Wel kan met een beroep op het overgangsrecht een aanvraag worden ingediend voor de verbouw van een illegaal bouwwerk. Om te voorkomen dat een dergelijke aanvraag moet worden gehonoreerd, is in de overgangsbepaling van dit plan opgenomen dat deze slechts van toepassing is op legale bouwwerken.

Voor het gebruik dat onder het overgangsrecht valt, is bepaald dat dat gebruik mag worden voortgezet. Het gebruik mag eveneens worden gewijzigd, voor zover de afwijking ten opzichte van het toegestane gebruik niet vergroot wordt.

Hiervoor is reeds aangegeven dat illegale bouwwerken niet gelegaliseerd kunnen worden door overgangsrecht. Voor gebruik is dat in principe wel mogelijk maar vanuit het oogpunt van handhaving ongewenst. Gezien het voorgaande is in de overgangsbepaling opgenomen dat het gebruik, dat reeds in strijd was met het voorheen geldende plan, van het overgangsrecht is uitgesloten.
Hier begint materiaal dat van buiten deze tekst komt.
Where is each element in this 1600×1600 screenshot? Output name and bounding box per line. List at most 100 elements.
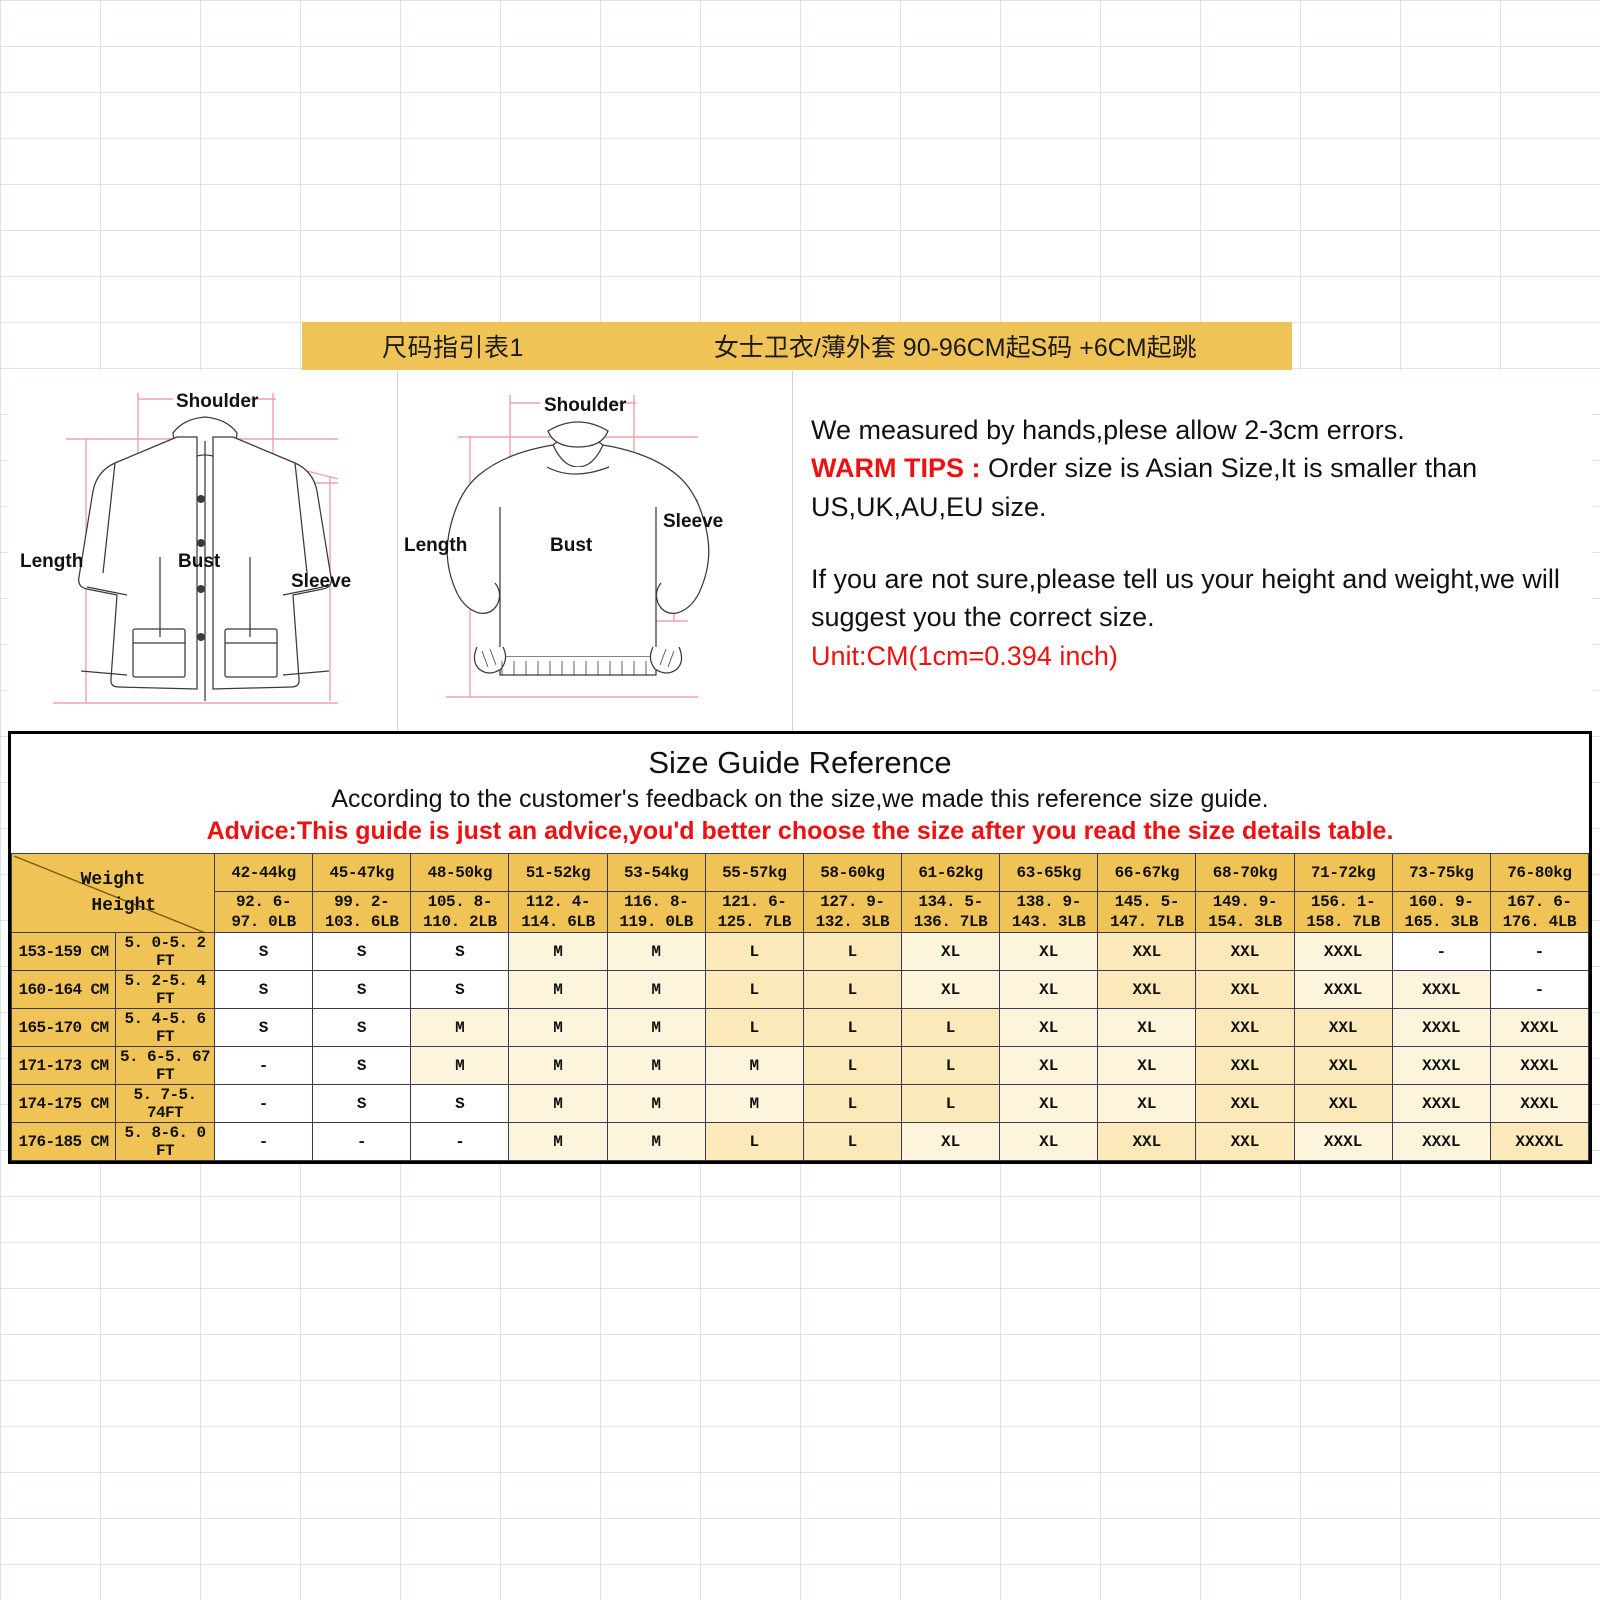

Ook na het van kracht worden van dit plan kan dus nog met succes handhavend worden opgetreden tegen gebruik dat reeds in strijd was met het voorgaande bestemmingsplan. Dit laatste is uiteraard mede afhankelijk van andere aspecten, waaronder de vraag of het strijdige gebruik reeds zolang plaatsvindt dat de gemeente haar rechten heeft verwerkt.

Artikel 15 Slotregel

In dit artikel is de naam van het bestemmingsplan, de citeertitel, omschreven.

Prostitutie

In het plangebied van dit bestemmingsplan zijn geen prostitutie bedrijven gevestigd met een vergunning op basis van de APV. Gezien het in Utrecht gehanteerde maximumstelsel zijn nieuwe prostitutiebedrijven niet toegestaan en zijn prostitutiebedrijven uitgesloten in de gebruiksbepaling en in de begripsbepaling "aan huis verbonden beroep en bedrijf". Gelet op het binnen de gemeente gehanteerde maximumstelsel betekent de regeling in dit bestemmingsplan geen algeheel verbod, maar wel een verbod op prostitutiebedrijven binnen dit plangebied.